According to Rajiv Chandrasekaran, al-Ajmi's attack "remains the single most heinous act of violence committed by a former Guantanamo detainee." Chandrasekaran's essay basically blames the United States for al-Ajmi's terrorism: "Was his descent into unrepentant radicalism an unintended consequence of his incarceration?" Chandrasekaran also quotes Washington attorney Thomas Wilner, "Guantanamo took a kid -- a kid who wasn't all that bad -- and it turned him into a hostile, hardened individual ..."

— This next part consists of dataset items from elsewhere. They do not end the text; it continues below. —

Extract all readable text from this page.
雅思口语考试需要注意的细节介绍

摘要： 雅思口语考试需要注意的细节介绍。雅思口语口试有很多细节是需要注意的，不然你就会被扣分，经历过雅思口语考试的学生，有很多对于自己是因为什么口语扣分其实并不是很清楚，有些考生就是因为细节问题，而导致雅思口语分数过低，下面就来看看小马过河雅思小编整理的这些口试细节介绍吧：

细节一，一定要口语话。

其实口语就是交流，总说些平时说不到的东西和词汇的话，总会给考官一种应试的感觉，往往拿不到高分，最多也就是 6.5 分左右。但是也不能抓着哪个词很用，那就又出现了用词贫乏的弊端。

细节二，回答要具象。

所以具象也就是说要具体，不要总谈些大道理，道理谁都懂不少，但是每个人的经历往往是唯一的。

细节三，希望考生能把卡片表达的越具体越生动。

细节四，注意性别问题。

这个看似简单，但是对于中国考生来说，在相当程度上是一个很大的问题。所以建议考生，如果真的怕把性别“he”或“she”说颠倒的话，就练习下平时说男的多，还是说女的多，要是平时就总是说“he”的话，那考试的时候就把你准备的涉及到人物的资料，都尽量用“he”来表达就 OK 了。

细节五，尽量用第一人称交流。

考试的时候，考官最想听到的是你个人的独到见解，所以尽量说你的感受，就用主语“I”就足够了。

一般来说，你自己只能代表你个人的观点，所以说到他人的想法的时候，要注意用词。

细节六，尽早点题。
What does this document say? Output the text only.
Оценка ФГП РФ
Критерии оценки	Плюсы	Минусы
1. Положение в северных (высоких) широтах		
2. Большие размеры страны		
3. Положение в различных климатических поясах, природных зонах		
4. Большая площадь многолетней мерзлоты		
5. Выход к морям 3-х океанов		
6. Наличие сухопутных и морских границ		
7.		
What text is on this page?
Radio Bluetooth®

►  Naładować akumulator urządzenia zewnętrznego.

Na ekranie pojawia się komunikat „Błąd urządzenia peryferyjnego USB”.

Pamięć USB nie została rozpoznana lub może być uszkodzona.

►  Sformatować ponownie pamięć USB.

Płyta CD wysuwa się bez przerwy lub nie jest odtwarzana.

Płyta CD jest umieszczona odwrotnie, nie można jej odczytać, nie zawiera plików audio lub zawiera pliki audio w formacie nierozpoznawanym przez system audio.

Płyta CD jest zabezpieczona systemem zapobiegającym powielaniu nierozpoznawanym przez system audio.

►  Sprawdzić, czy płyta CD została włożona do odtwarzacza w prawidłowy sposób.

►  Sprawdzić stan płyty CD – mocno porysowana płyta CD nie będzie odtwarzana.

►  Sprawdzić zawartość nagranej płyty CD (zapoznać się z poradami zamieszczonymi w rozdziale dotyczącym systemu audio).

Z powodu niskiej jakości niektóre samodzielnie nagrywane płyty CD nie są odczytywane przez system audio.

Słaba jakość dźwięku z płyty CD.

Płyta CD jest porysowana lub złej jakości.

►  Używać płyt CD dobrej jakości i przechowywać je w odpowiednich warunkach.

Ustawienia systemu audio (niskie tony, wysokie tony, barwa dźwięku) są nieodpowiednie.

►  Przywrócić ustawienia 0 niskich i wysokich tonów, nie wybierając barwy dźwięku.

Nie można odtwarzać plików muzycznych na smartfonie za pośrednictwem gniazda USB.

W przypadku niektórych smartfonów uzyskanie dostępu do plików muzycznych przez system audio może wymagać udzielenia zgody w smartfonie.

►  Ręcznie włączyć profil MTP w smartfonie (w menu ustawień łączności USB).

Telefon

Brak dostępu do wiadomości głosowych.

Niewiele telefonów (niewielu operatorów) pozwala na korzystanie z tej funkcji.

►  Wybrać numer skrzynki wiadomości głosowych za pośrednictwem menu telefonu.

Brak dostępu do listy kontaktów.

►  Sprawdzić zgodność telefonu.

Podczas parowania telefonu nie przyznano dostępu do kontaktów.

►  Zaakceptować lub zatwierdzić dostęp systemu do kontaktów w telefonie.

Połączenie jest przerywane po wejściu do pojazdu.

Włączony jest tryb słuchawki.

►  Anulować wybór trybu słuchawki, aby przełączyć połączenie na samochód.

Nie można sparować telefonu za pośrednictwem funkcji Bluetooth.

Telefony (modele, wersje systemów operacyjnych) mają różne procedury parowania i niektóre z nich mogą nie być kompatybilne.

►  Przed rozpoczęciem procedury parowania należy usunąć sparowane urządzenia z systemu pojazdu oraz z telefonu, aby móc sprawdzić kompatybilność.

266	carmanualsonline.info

It was the United States' fault that Mr al-Ajmi committed a terrorist attack after his release from Guantanamo: we enabled him to be free to launch the attack by releasing him in the first place.

Let me put it bluntly: you should never take anyone prisoner whom you are unwilling to ever see set free again.

Old Rebel said...

We can deradicalize Islamist extremists by de-Neoconizing American foreign policy.

That means: Stop intervening in other people's affairs. Stop propping up dictators. And at home, we must reclaim control of our borders.

They're coming over here because we're over there bombing their people and occupying their countries.

Rick Derris said...

To quote comedian David Cross: "I don't think Osama bin Laden sent those planes to attack us because he hated our freedom. I think he did it because of our support for Israel, our ties with the Saudi family and our military bases in Saudi Arabia. You know why I think that? Because that's what he fucking said! Are we a nation of 6-year-olds? Answer: yes."

Tom the Redhunter said...

The key is not to try and rehabilitate existing jihadists, but to keep young Muslims from buying into their ideology. This from Walid Phares, Future Jihad. I think he's right.

Old Rebel - your leftist party line is getting old. I'd think by now you'd have figured out that the jihadists agenda is not tied to U.S. intervention. Sure, they dredge it up for their propaganda, but only the gullible believe it's their core reason.

Jihadists see our current conflicts as the continuation of a centuries old war that began when the successors of Muhammed broke out of the Arabian peninsula and took on the Byzantines. Their stated objective is to reestablish the caliphate and impose Sharia law. See Muslim Brotherhood and the writings of Hassan al-Banna and Sayyid Qutb.

Old Rebel said...

Tom the Redhunter,

If the US had been sitting here, minding its own business, you'd have an argument. But the facts are otherwise: DC has been sticking its nose into other people's business too long.

DC will lose its insane war in Afghanistan because people don't like to be occupied by foreign troops.

Why is that so hard to understand?

Dave said...

Old Rebel,

I hate to break this to you, but the 7th Century barbarians declared war on the civilized world 11 centuries before America was even thought of, much less founded.

It was, in fact, Islamic piracy that sparked the birth of the U.S. Navy. They pretty much left us alone until Jihad Jimmy came along and showed weakness, which is the no-no of no-nos when dealing with Islam.

You see, the Islamists respect strength and resolve. As for weakness and timidity, they merely exploit those. After all, they have been doing it for 1400 years.

As for "deradicalizing" Islamists, I think the KGB showed the way back in the 1980s.

-Dave

Old Rebel said...

Dave,

Actually Jimmah was on the receiving end of the anger Iranians felt toward DC's overthrow of their government back in 1953.

And you know what happened to the Soviets when they tried to conquer Afghanistan. Looks like that tough nation will be the graveyard of the DC empire, too.